Veo arder a los hombres...
—Pero ¿y mi hijo? —preguntó Cypros—. ¿Qué ha sido de
él?
—Huye... Se embarca a bordo de una nave... Va a ocultarse
muy lejos de la gran ciudad... Está salvado...
Cypros
había palidecido, y un rictus implacable crispaba sus labios.
—Uakhaiti, llama a Demetrios —ordenó. Uakhaiti tomó
un mazo de madera de ébano depositado delante de un gong de cobre ricamente
trabajado y lo hizo resonar por cuatro veces consecutivas. Un breve instante
más tarde, el griego aparecía a la puerta de la terraza, acompañado por dos
guardianes.
—Uakhaiti, dile que ordene propinarle cincuenta
latigazos a esta maldita, por haber osado decir que mi hijo acabaría como un
cobarde... Después, que la conduzca a Jerusalén, al cohen-ha-gadol, [10]
quien seguro que obtendrá del procurador Valerius Gratus el permiso para
ejecutarla por bruja...
Pero
cuando los mercenarios sirios la apresaban, a pesar de su resistencia, e
intentaban arrancarla fuera de la estancia, la mujer, espumeando de rabia,
todavía halló la posibilidad de escupir en dirección a Cypros, y gritó:
—¡No te lo he dicho todo! A tu hijo le cortarán la
cabeza en la ciudad que habrá hecho incendiar... Y tirarán su carroña al osario
legal...
Cypros
iba a responder, sin duda con órdenes todavía más despiadadas, cuando de
pronto, en los grandes cipreses que había allí cerca, un ave nocturna ululó
tres veces. Pálidas de miedo, las sirvientas se habían levantado, y Uakhaiti se
lanzó a los pies del lecho de la herodiana, murmurando:
—¡Lallah! ¡Por todos los dioses! Ten piedad de tu
hijo... No agraves ese presagio... No irrites a los baalim...
Muda,
desesperada, la herodiana no la oía; contemplaba fijamente al niño, que, en su
seno, se había dormido al fin.
[1] En arameo:
«Centinelas... Centinelas...». Hasta el siglo XIX los ejércitos europeos
conservaron el uso de ese grito de control: «¡Centinelas! ¡Estad alerta!».

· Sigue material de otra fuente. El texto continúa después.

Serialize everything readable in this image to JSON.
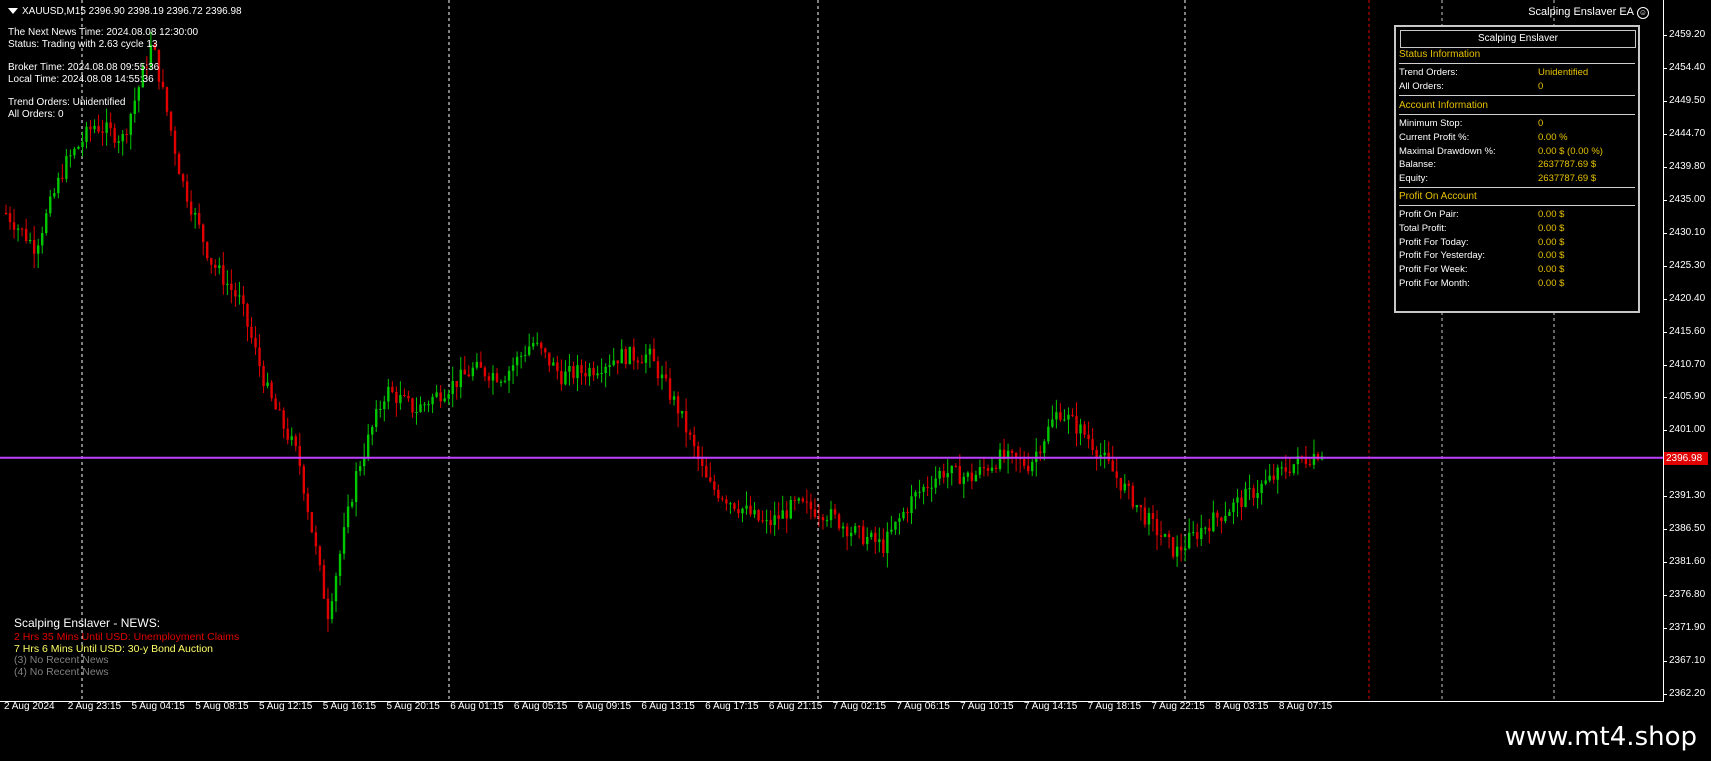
{
  "header": {
    "symbol_line": "XAUUSD,M15  2396.90 2398.19 2396.72 2396.98",
    "ea_label": "Scalping Enslaver EA"
  },
  "info_left": {
    "lines": [
      "The Next News Time: 2024.08.08 12:30:00",
      "Status: Trading with 2.63 cycle 13",
      "",
      "Broker Time: 2024.08.08 09:55:36",
      "Local Time: 2024.08.08 14:55:36",
      "",
      "Trend Orders: Unidentified",
      "All Orders: 0"
    ]
  },
  "panel": {
    "title": "Scalping Enslaver",
    "status_section": "Status Information",
    "status_rows": [
      {
        "label": "Trend Orders:",
        "value": "Unidentified"
      },
      {
        "label": "All Orders:",
        "value": "0"
      }
    ],
    "account_section": "Account Information",
    "account_rows": [
      {
        "label": "Minimum Stop:",
        "value": "0"
      },
      {
        "label": "Current Profit %:",
        "value": "0.00 %"
      },
      {
        "label": "Maximal Drawdown %:",
        "value": "0.00 $ (0.00 %)"
      },
      {
        "label": "Balanse:",
        "value": "2637787.69 $"
      },
      {
        "label": "Equity:",
        "value": "2637787.69 $"
      }
    ],
    "profit_section": "Profit On Account",
    "profit_rows": [
      {
        "label": "Profit On Pair:",
        "value": "0.00 $"
      },
      {
        "label": "Total Profit:",
        "value": "0.00 $"
      },
      {
        "label": "Profit For Today:",
        "value": "0.00 $"
      },
      {
        "label": "Profit For Yesterday:",
        "value": "0.00 $"
      },
      {
        "label": "Profit For Week:",
        "value": "0.00 $"
      },
      {
        "label": "Profit For Month:",
        "value": "0.00 $"
      }
    ]
  },
  "news": {
    "title": "Scalping Enslaver - NEWS:",
    "items": [
      {
        "text": "2 Hrs 35 Mins Until USD: Unemployment Claims",
        "color": "#e00000"
      },
      {
        "text": "7 Hrs 6 Mins Until USD: 30-y Bond Auction",
        "color": "#ffff66"
      },
      {
        "text": "(3)  No Recent News",
        "color": "#808080"
      },
      {
        "text": "(4)  No Recent News",
        "color": "#808080"
      }
    ]
  },
  "price_axis": [
    "2459.20",
    "2454.40",
    "2449.50",
    "2444.70",
    "2439.80",
    "2435.00",
    "2430.10",
    "2425.30",
    "2420.40",
    "2415.60",
    "2410.70",
    "2405.90",
    "2401.00",
    "2396.20",
    "2391.30",
    "2386.50",
    "2381.60",
    "2376.80",
    "2371.90",
    "2367.10",
    "2362.20"
  ],
  "current_price": "2396.98",
  "time_axis": [
    "2 Aug 2024",
    "2 Aug 23:15",
    "5 Aug 04:15",
    "5 Aug 08:15",
    "5 Aug 12:15",
    "5 Aug 16:15",
    "5 Aug 20:15",
    "6 Aug 01:15",
    "6 Aug 05:15",
    "6 Aug 09:15",
    "6 Aug 13:15",
    "6 Aug 17:15",
    "6 Aug 21:15",
    "7 Aug 02:15",
    "7 Aug 06:15",
    "7 Aug 10:15",
    "7 Aug 14:15",
    "7 Aug 18:15",
    "7 Aug 22:15",
    "8 Aug 03:15",
    "8 Aug 07:15"
  ],
  "watermark": "www.mt4.shop",
  "colors": {
    "bull": "#00c800",
    "bear": "#e00000",
    "price_line": "#c040ff",
    "day_separator": "#ffffff",
    "session_separator": "#e00000",
    "accent": "#e6c200"
  },
  "chart_data": {
    "type": "candlestick",
    "ylim": [
      2362.2,
      2461.0
    ],
    "anchor_closes": [
      2433,
      2428,
      2440,
      2446,
      2444,
      2458,
      2438,
      2426,
      2420,
      2406,
      2397,
      2374,
      2395,
      2407,
      2404,
      2407,
      2410,
      2409,
      2414,
      2409,
      2410,
      2412,
      2412,
      2404,
      2393,
      2390,
      2387,
      2390,
      2389,
      2386,
      2384,
      2391,
      2395,
      2394,
      2397,
      2396,
      2404,
      2400,
      2394,
      2388,
      2383,
      2387,
      2390,
      2393,
      2396,
      2398
    ]
  }
}
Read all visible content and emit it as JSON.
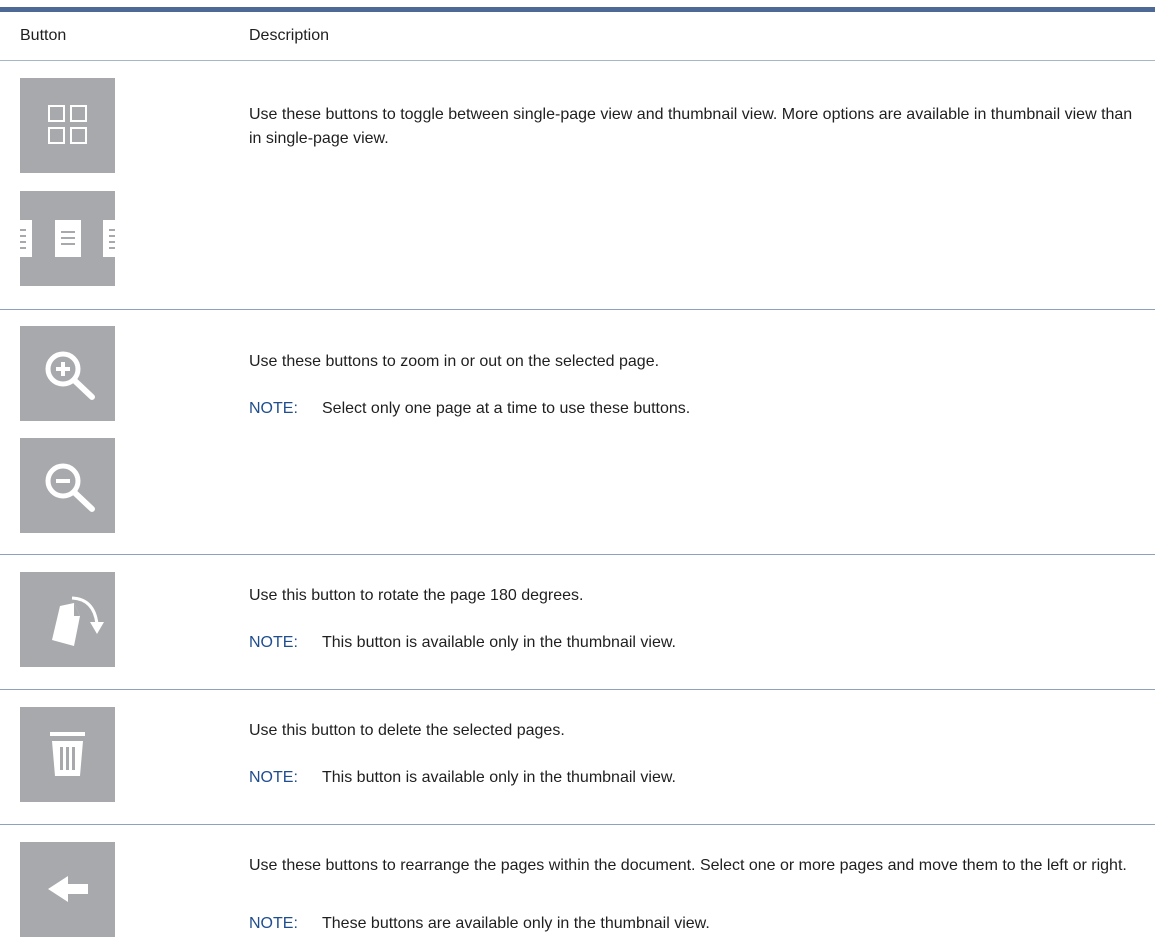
{
  "table": {
    "headers": {
      "button": "Button",
      "description": "Description"
    }
  },
  "rows": [
    {
      "description": "Use these buttons to toggle between single-page view and thumbnail view. More options are available in thumbnail view than in single-page view.",
      "buttons": [
        "thumbnail-view-icon",
        "single-page-view-icon"
      ]
    },
    {
      "description": "Use these buttons to zoom in or out on the selected page.",
      "note_label": "NOTE:",
      "note": "Select only one page at a time to use these buttons.",
      "buttons": [
        "zoom-in-icon",
        "zoom-out-icon"
      ]
    },
    {
      "description": "Use this button to rotate the page 180 degrees.",
      "note_label": "NOTE:",
      "note": "This button is available only in the thumbnail view.",
      "buttons": [
        "rotate-page-icon"
      ]
    },
    {
      "description": "Use this button to delete the selected pages.",
      "note_label": "NOTE:",
      "note": "This button is available only in the thumbnail view.",
      "buttons": [
        "delete-trash-icon"
      ]
    },
    {
      "description": "Use these buttons to rearrange the pages within the document. Select one or more pages and move them to the left or right.",
      "note_label": "NOTE:",
      "note": "These buttons are available only in the thumbnail view.",
      "buttons": [
        "move-left-arrow-icon"
      ]
    }
  ],
  "colors": {
    "button_gray": "#a7a9ac",
    "icon_white": "#ffffff",
    "note_blue": "#1f4e8f",
    "rule_blue": "#4d6a96"
  }
}
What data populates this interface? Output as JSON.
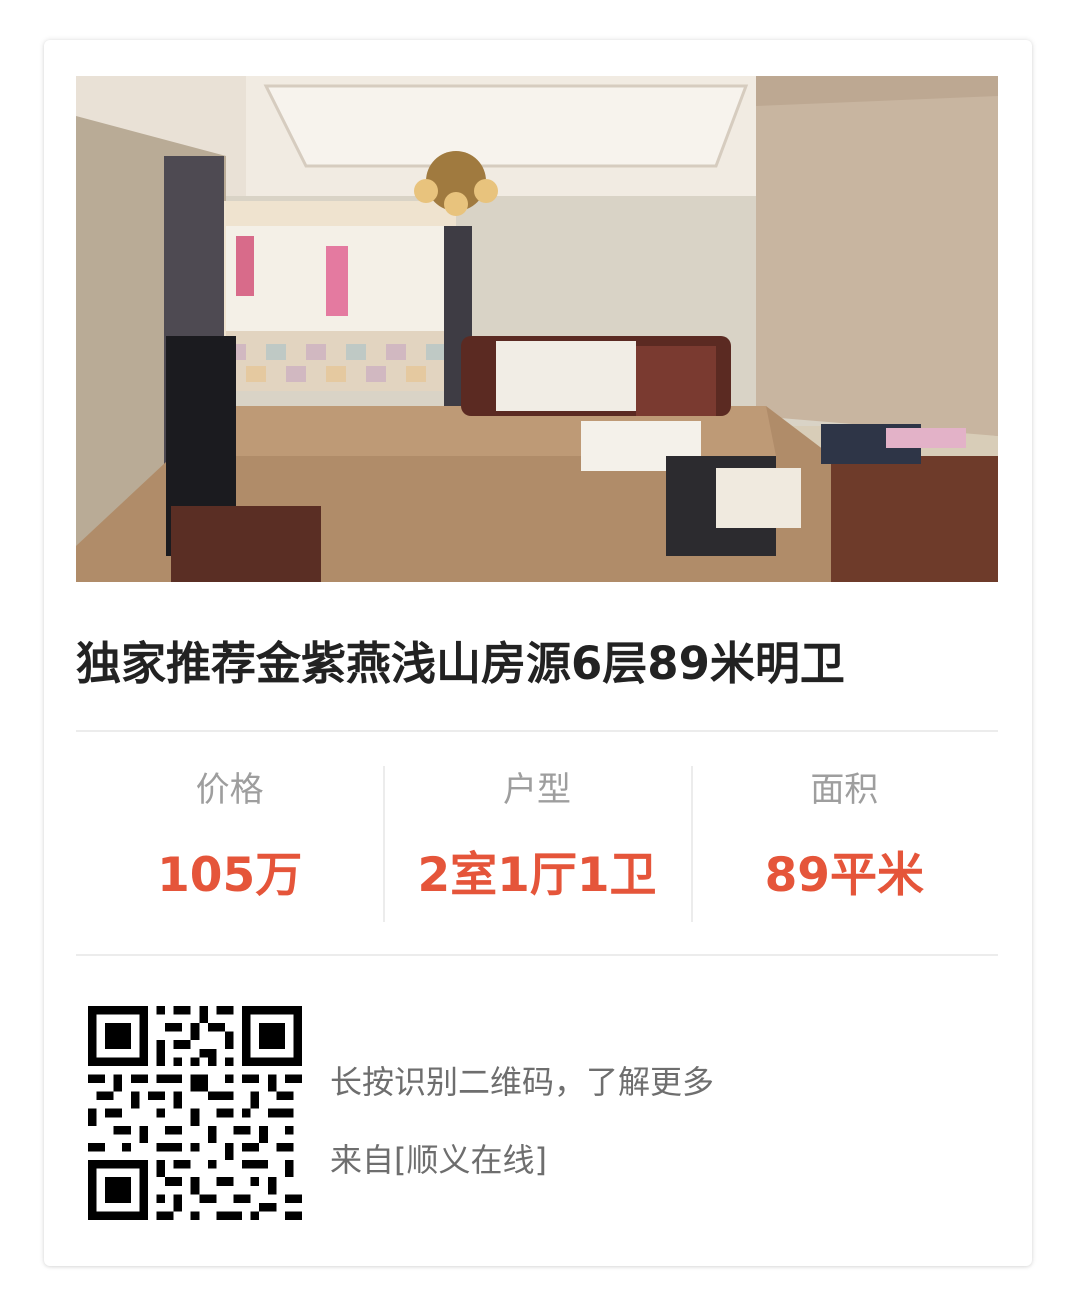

[2] Boanerges: antiguo término acadio que significa «hijo
del trueno» y que designa a una seta alucinógena, la Amonita muscaria, que por aparecer
inmediatamente después de la tormenta, fue denomina así por los pueblos
primitivos de Sumeria y Acadia. La utilizaban para obtener visiones. Jesús,
Santiago y Juan hicieron uso de ella, como lo prueban los evangelios: Marcos,
3, 17 y 21. (Cf. JOHN M. allegro, Le Champignon sacre et la
Croix, Albin Michel, París, 1971.
[4] Cypros II
era judía por parte de su madre, Mariamna, e idumea por parte de su padre,
Herodes el Grande.
[5] Jueces, 5,
1-31. Débora, profetisa, esposa de Lapidot, era entonces juez en Israel.
Condujo a los guerreros de Neftalí y de Zabulón a la victoria sobre los cananeos.
Ese canto de guerra perpetúa su gloria.